Analisi del tema dell'amore nei romanzi di Jane Austen in inglese (1 pagine formato doc)

Appunto di marisella92

ROMANZI DI JANE AUSTEN

Jane Austen's novels.

Jane Austen's best novels are set in provincial middle class England and are based on simple plots usually centred on love stories between genteel young women and men.
Jane Austen's characters lead a quiet country life, the only disturbing element is love, not passionate or tragic love but the polite exchanges between the two sexes.
Austen satirizes the exaggerated sentimentality of contemporary novels, and rejects a purely romantic and sentimental view of love.
In Pride and Prejudice she satirizes another side of love: the desperate search for an husband.
Young women of Austen's time had limited socially prescribed options open to them regarding their future.
Because of the extremely limited options a woman had in order to earn a living, marriage was essential for financial and social well-being. In the world of Pride and Prejudice, marriage is a necessity. If a woman remained unmarried for the rest of her life, she would remain dependent on her relatives, living with or receiving a small income from her father, brothers or any other relative that could afford to support her.
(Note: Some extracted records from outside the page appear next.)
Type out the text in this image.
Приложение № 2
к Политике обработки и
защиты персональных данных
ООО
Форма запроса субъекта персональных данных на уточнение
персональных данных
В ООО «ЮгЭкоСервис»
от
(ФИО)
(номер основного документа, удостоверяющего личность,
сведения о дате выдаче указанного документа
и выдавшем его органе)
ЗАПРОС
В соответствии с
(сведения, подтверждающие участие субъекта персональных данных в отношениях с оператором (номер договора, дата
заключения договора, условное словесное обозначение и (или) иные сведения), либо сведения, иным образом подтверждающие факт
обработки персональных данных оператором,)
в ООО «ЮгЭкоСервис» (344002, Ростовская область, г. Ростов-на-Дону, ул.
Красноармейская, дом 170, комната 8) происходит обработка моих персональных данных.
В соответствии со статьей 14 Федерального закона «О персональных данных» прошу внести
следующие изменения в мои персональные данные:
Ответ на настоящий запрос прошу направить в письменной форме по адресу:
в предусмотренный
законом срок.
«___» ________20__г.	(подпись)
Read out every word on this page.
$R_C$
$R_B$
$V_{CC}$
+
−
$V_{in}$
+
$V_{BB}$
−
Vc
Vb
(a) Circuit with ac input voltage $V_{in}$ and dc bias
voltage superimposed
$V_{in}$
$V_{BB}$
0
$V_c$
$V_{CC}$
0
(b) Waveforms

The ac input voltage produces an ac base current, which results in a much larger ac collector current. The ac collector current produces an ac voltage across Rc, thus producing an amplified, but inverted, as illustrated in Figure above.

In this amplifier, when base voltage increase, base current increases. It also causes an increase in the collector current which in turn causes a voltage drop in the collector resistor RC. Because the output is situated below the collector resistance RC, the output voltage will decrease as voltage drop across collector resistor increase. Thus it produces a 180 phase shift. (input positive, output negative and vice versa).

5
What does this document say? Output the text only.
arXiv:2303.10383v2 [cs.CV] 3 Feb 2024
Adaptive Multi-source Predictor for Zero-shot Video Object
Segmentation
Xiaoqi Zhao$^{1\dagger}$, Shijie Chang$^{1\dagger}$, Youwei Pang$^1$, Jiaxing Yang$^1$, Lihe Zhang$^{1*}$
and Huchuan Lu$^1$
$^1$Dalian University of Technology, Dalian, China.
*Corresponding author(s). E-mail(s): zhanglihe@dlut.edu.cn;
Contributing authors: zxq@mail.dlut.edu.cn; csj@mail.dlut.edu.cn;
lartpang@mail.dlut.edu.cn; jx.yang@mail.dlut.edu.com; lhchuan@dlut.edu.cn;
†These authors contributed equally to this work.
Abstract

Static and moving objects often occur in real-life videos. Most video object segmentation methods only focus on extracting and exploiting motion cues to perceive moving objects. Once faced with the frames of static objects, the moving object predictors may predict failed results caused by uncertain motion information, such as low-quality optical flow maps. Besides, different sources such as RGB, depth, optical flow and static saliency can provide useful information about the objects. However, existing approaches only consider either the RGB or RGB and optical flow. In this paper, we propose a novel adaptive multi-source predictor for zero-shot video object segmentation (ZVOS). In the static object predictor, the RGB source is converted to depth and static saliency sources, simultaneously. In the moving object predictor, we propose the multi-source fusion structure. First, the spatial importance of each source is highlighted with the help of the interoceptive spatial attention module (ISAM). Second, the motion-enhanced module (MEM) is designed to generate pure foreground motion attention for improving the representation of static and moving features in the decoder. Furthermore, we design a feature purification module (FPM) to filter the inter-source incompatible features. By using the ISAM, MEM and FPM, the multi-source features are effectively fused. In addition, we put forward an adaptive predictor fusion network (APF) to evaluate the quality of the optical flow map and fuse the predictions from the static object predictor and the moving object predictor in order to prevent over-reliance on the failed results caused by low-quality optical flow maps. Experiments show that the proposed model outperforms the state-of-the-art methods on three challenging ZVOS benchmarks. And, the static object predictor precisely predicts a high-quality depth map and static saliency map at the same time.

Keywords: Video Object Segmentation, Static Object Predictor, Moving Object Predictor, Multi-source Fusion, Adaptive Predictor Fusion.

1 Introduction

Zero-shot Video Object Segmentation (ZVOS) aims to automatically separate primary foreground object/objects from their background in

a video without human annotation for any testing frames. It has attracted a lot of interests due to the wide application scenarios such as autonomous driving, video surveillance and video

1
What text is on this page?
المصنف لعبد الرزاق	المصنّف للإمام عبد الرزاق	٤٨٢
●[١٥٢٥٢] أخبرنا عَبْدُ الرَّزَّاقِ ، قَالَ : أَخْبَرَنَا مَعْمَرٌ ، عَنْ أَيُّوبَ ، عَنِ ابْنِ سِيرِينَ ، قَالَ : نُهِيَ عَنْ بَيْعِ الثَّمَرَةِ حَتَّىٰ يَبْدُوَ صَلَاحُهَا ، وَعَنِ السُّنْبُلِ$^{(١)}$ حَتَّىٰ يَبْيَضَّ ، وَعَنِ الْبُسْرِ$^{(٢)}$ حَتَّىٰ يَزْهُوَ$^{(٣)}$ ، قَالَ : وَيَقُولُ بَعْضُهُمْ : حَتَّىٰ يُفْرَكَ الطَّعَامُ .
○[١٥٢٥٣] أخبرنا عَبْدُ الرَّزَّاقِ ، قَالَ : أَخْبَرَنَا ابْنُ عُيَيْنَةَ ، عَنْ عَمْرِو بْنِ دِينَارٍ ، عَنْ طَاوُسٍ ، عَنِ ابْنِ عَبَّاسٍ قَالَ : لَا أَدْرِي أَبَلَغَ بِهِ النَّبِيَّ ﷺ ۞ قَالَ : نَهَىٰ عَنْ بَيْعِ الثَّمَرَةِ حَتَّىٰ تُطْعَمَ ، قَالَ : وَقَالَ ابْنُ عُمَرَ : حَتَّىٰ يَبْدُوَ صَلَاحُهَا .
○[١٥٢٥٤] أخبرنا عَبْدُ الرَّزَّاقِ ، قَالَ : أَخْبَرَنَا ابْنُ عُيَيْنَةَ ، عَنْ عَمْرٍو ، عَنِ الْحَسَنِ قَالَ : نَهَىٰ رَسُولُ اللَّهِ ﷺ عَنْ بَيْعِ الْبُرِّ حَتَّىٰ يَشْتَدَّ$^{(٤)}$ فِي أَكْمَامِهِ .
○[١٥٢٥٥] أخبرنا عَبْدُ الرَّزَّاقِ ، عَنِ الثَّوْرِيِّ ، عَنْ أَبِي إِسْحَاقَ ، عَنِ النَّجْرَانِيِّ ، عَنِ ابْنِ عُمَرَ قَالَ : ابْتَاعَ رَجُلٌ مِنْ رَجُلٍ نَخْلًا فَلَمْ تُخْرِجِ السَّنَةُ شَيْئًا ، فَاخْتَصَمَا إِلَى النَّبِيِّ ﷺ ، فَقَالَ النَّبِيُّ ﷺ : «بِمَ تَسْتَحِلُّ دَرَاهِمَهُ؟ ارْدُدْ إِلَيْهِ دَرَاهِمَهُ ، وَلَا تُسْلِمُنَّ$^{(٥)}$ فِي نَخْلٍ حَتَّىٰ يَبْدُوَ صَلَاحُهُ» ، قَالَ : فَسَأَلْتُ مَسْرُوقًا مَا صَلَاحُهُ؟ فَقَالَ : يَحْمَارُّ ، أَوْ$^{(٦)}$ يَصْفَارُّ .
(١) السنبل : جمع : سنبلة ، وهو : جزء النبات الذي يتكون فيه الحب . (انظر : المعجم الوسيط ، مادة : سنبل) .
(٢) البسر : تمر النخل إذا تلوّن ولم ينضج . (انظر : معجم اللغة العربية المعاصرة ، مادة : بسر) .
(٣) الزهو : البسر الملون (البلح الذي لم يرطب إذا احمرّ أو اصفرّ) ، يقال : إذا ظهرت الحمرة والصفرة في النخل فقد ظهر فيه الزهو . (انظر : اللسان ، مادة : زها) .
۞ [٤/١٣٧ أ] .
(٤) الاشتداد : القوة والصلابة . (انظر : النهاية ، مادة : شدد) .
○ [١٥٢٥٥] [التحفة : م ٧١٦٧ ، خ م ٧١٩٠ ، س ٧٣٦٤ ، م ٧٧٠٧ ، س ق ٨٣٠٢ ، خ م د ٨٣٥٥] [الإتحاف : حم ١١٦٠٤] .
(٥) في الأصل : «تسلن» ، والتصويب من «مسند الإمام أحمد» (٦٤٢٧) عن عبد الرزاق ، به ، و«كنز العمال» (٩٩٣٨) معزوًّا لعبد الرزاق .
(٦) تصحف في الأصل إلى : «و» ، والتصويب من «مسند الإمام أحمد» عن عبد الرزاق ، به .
Jane Austen: biografia breve

JANE AUSTEN: AMORE

The central theme of the novel concerns itself with marriage, as indicated in the ironic opening line of the book. Throughout the novel, it is not the man seeking the wife but more so Mrs. Bennet seeking an husband for her daughters.
So the most common theme in Jane Austen’s novels is love, and in particular, the marriage. Romance is central in most of her written works, such as in Sense and Sensibility, Pride and Prejudice, Emma, and Persuasion.
The pursuit for true love was often depicted to have passed through a series of turmoil and rejection, of heartbreak and anguish; but the perpetrators of love stood victorious in the end.
All of Jane Austen's novels centre on experience of a young woman who develops her understanding of herself and of other people. All the books end with the young woman's happy marriage.